Sicché, secondo i giudici di legittimità, nell'ambito dell'art. 600 quater 1 cp possono farsi rientrare anche i disegni o le pitture, a condizione però che essi siano idonei a suscitare nello spettatore «l'idea che l'oggetto della rappresentazione pornografica sia un minore».
Anche per questo la Corte tiene a precisare che il delitto in questione è un reato di pericolo concreto, nel senso che il prodotto informatico di tipo pedopornografico deve essere qualitativamente dotato di una propria «capacità rappresentativa di soggetti minorenni coinvolti in attività sessuali».
Conseguentemente, anche la produzione, diffusione e detenzione di una rappresentazione fumettistica, specialmente se ottenuta con tecniche digitali altamente sofisticate, può andare incontro alle sanzioni stabilite dall'art. 600 quater 1 cp, se è in grado di fare «apparire come vere situazioni ed attività sessuali implicanti minori, che non hanno avuto alcuna corrispondenza con fatti della realtà».
Sulla base di quanto sopra esposto, la Corte censura la sentenza impugnata per avere escluso la sussistenza del fatto soltanto perché le immagini incriminate rappresentavano minori di fantasia «ritenendo per ciò solo esclusa ogni riferibilità, seppure apparente, ad una situazione rappresentativa di accadimenti reali», atteso che, come si è visto, anche il disegno pedopornografico di un minore di fantasia, che sia del tutto simile a un minore reale, va ricompreso nella definizione data dall'art. 600 quater 1 cp.
Per concludere la sentenza appare condivisibile e, soprattutto, coerente nelle sue argomentazioni.

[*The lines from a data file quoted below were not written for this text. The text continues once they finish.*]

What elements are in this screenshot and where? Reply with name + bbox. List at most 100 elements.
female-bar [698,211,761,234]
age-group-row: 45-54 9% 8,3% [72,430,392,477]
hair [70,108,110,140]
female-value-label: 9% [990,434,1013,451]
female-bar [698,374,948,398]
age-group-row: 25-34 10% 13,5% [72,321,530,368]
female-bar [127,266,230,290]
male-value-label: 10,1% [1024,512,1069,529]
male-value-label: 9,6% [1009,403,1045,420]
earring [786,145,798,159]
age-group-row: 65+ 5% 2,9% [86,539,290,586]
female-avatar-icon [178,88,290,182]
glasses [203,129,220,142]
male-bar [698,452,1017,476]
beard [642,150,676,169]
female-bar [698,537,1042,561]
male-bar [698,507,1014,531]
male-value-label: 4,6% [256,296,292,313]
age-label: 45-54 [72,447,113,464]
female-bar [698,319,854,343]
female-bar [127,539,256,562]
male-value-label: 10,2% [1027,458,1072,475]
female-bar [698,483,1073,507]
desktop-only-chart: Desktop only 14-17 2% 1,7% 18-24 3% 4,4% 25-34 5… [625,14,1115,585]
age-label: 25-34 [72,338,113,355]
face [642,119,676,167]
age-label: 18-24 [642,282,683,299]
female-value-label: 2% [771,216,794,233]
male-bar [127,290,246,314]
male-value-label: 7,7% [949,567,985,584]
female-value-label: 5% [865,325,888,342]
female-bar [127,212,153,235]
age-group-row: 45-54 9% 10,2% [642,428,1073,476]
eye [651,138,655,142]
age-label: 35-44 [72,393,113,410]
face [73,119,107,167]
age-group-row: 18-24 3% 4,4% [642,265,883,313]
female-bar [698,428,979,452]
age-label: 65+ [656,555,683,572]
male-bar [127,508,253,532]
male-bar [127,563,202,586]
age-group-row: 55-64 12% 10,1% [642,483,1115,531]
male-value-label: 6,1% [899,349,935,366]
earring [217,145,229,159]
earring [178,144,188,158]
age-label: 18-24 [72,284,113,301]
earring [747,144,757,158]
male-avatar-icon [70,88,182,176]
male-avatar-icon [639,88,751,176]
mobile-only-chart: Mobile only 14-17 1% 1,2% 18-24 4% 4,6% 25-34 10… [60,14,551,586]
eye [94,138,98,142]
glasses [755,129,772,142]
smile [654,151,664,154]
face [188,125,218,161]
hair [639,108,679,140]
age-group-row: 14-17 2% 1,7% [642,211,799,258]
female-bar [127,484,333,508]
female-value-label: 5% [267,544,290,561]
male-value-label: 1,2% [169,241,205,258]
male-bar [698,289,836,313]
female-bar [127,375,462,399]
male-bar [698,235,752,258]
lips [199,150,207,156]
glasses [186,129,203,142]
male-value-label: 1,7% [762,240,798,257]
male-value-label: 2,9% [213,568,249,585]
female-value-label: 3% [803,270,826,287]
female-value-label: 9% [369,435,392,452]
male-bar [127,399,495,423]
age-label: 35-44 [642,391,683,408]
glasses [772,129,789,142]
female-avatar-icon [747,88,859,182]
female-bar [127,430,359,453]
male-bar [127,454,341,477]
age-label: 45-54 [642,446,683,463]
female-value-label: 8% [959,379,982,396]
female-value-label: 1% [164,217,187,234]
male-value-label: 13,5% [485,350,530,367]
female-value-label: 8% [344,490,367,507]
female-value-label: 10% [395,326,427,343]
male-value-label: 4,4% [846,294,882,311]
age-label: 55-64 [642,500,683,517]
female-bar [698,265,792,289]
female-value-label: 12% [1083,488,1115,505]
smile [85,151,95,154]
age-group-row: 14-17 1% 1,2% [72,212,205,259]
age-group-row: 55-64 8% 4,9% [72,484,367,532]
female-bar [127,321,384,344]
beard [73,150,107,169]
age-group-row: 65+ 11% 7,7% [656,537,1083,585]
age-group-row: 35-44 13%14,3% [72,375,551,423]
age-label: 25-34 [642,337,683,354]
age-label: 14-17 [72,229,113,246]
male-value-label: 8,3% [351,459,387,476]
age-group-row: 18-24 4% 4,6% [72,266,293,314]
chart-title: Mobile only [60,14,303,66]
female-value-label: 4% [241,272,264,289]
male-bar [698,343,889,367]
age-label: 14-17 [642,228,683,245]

Se, come si è visto, l'art. 600 quater 1 cp serve a proteggere i percorsi di crescita del soggetto minorenne, è indubbio che tale norma, per raggiungere questo obiettivo, deve perseguire coloro che producono, diffondono e/o detengono immagini virtuali pedopornografiche che, proprio per la loro alta capacità evocativa di situazioni reali, siano potenzialmente in grado di sedurre o traviare minori.
Il punto però più importante della sentenza è quello in cui la Corte classifica il delitto di pedopornografia virtuale come un reato di pericolo in concreto.
Ciò significa che, per rilevare sul piano penale, l'immagine pedopornografica virtuale, che può essere anche un fumetto o un cartone animato, deve avere una qualità rappresentativa «tale da far apparire come accadute o realizzabili nella realtà e quindi vere, ovvero verosimili, situazioni non reali, ossia frutto di immaginazione di attività sessuali coinvolgenti bambini/e».
Diversamente, se l'immagine pedopornografica virtuale per la sua grossolanità e rozzezza non ha la forza in concreto di rappresentare un minore in carne ed ossa, essa sfuggirà all'applicazione dell'art. 600 quater 1 cp.
[1] Questa ipotesi può verificarsi nel caso in cui l'immagine pedopornografica contenga il volto reale di un bambino aggiunto a un corpo realizzato virtualmente.